The blades of the Molino de las Piedras are now ready to turn gracefully on Los Mateos hill decades after doing so for the last time, as soon as they get their lateen sails back. The Cartagena City Council has concluded the recovery works of this typical flour mill in the region after an investment of 110,000 euros and more than two years in phased works. It is the fifth of municipal ownership recovered in the last decade.
The mayor, Ana Belén Castejón, and the vice mayor, Noelia Arroyo, led the municipal representation at the inauguration, yesterday, which was attended by directors of the neighborhood’s social groups.
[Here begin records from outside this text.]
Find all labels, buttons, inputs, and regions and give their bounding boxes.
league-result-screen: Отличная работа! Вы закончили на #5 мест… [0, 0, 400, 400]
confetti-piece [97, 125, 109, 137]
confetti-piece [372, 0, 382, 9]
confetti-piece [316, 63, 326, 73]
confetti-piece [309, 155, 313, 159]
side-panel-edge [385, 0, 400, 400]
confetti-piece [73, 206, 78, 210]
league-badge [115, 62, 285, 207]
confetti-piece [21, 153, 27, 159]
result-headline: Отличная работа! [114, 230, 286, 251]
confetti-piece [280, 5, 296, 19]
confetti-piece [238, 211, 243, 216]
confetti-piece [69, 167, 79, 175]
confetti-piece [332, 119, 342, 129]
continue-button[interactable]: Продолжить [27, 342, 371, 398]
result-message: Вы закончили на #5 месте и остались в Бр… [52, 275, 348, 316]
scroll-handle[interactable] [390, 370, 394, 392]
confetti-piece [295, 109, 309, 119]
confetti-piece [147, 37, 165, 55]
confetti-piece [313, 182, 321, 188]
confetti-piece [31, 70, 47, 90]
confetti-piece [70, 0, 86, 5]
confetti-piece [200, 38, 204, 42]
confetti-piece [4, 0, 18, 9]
The first phase of the works was carried out with the participatory budgets for 2018. It involved an investment of 80,000 euros. The second was undertaken under the budget of the Archaeological Heritage area and cost 30,000. The Molino de las Piedras is the traditional lateen sail mill in Campo de Cartagena, of the flour type, and is classified as an asset of cultural interest (BIC) with the category of monument.
The City Council invests 110,000 euros in the reform of the participatory budgets and Archaeological Heritage
It is located in the northern part of the Los Mateos neighborhood, on a rocky promontory next to the La Unión highway. The City Council highlighted its great landscape value, since it visually connects with the Campo de Cartagena and the heads of La Fraila, Beaza and Ventura, while allowing the main castles in the environment to be seen.
Three indoor floors
There is evidence of its existence since the mid-nineteenth century. The tower, truncated-conical in shape, is 7.30 meters high, with a diameter of 4.50 at the base and 3.80 at the top. Its interior was originally divided into three floors, which have now been recovered by means of chambers with wooden floors. The first level, with windows to the outside, was the room for the miller, while on the upper floor, below the spire, the milling machinery was located, where the rotation of the blades was transmitted to the air axis.
The president of the Housewives of Los Mateos, Ginesa Mulero, was very excited to see it restored and remember the years in which she ran around as a child. For the residents of the neighborhood it has been a “very great illusion.” “70 years ago my mother sent me here to see if they would give me a handful of flour to eat, because in those days we were hungry,” the woman recalled.